Le CEA est un organisme de recherche technologique financé par l’État français qui porte des projets d’innovation tout au long de la chaîne de valeur industrielle. Simon Perraud, directeur adjoint du site de Grenoble, a expliqué que la France et l’Europe doivent maîtriser et diversifier les chaînes de valeur industrielles pour maîtriser leurs futurs systèmes énergétiques.
« Il est important d’investir et de poursuivre la recherche et le développement pour soutenir tout cet écosystème industriel, par exemple en prolongeant l’autonomie des véhicules électriques, en utilisant moins de matériaux critiques dans les batteries, et en développant des procédés de recyclage des batteries pour récupérer plus de métaux. Et tout cela à moindre coût », a déclaré Perraud.
Fabriquer des batteries avec moins de matériaux critiques, c’est l’objectif de la startup française Olenergies. Elle développe des batteries Lithium Fer Phosphate (LFP) sans cobalt ni manganèse pour le stockage massif d’énergie renouvelable ou pour alimenter des centres de données.
« Nous choisissons d’utiliser des matériaux que l’on trouve un peu partout sur la planète et qui sont facilement recyclables, ce qui va nous permettre de fabriquer des batteries qui ont une durée de vie au moins quatre fois supérieure aux batteries au lithium classiques et, surtout, qui sont très réactives. à l’optimisation numérique », déclare Julien Le Guennec, PDG et fondateur d’Olenergies.

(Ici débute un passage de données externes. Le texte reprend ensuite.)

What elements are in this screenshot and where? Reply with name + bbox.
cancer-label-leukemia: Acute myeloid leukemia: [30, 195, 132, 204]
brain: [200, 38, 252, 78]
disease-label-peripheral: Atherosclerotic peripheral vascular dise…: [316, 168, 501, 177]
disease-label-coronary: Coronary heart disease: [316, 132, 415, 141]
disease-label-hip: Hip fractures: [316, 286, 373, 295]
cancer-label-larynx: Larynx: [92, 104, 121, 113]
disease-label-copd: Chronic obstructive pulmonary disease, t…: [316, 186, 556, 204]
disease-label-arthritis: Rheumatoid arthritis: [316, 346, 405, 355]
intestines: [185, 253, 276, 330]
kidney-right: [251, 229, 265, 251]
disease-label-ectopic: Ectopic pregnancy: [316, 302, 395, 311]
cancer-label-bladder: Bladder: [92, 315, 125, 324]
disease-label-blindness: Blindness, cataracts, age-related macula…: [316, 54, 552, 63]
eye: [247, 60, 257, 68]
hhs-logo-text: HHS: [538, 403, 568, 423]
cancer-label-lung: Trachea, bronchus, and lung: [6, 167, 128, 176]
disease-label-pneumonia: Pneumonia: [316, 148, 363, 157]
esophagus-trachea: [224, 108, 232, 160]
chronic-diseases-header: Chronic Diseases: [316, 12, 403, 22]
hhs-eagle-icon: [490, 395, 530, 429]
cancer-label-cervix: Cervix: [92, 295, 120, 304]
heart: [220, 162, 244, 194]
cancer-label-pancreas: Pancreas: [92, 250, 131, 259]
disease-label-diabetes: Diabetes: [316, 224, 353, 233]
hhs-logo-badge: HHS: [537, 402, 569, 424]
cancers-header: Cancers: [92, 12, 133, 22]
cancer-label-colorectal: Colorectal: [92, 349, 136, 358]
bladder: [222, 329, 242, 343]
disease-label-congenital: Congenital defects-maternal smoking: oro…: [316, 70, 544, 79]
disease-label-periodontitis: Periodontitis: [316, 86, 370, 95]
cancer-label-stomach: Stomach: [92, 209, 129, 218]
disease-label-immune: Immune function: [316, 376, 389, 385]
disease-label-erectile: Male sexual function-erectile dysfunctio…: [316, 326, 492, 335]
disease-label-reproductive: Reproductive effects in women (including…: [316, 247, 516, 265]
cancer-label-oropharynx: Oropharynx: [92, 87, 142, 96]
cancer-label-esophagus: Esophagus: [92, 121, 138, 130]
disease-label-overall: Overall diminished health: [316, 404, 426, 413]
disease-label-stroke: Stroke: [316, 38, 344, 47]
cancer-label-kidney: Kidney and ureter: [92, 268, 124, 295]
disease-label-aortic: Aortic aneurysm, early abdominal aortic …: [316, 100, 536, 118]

Les nouvelles chaînes d’approvisionnement se traduisent par une augmentation des coûts
Moins puissantes mais plus respectueuses de l’environnement, ces batteries sont adaptables grâce à l’intelligence artificielle. Mais, ils coûtent 20% de plus que ceux importés de Chine. Pour se démarquer sur le marché très concurrentiel des batteries LFP, il est nécessaire de produire rapidement une grande quantité.
Olenergies espère ouvrir sa première giga-usine d’ici 2026, dans une course aux ruptures technologiques.
La Suède pourrait également fournir la réponse, la société minière publique suédoise LKAB a annoncé avoir découvert un million de tonnes métriques de terres rares à Kiruna, dans le nord du pays, en janvier 2023.
Bien que l’extraction de ces minéraux d’importance capitale prendra du temps, il s’agit du plus grand gisement d’Europe. Ces métaux devraient devenir plus importants que les combustibles fossiles dans la transition de l’Europe vers une plus grande utilisation des énergies renouvelables.
C’est une bonne nouvelle pour l’Europe, mais comme le prévient John Seaman, la reconstruction des chaînes d’approvisionnement européennes se traduira par des prix plus élevés et donc une inflation plus élevée.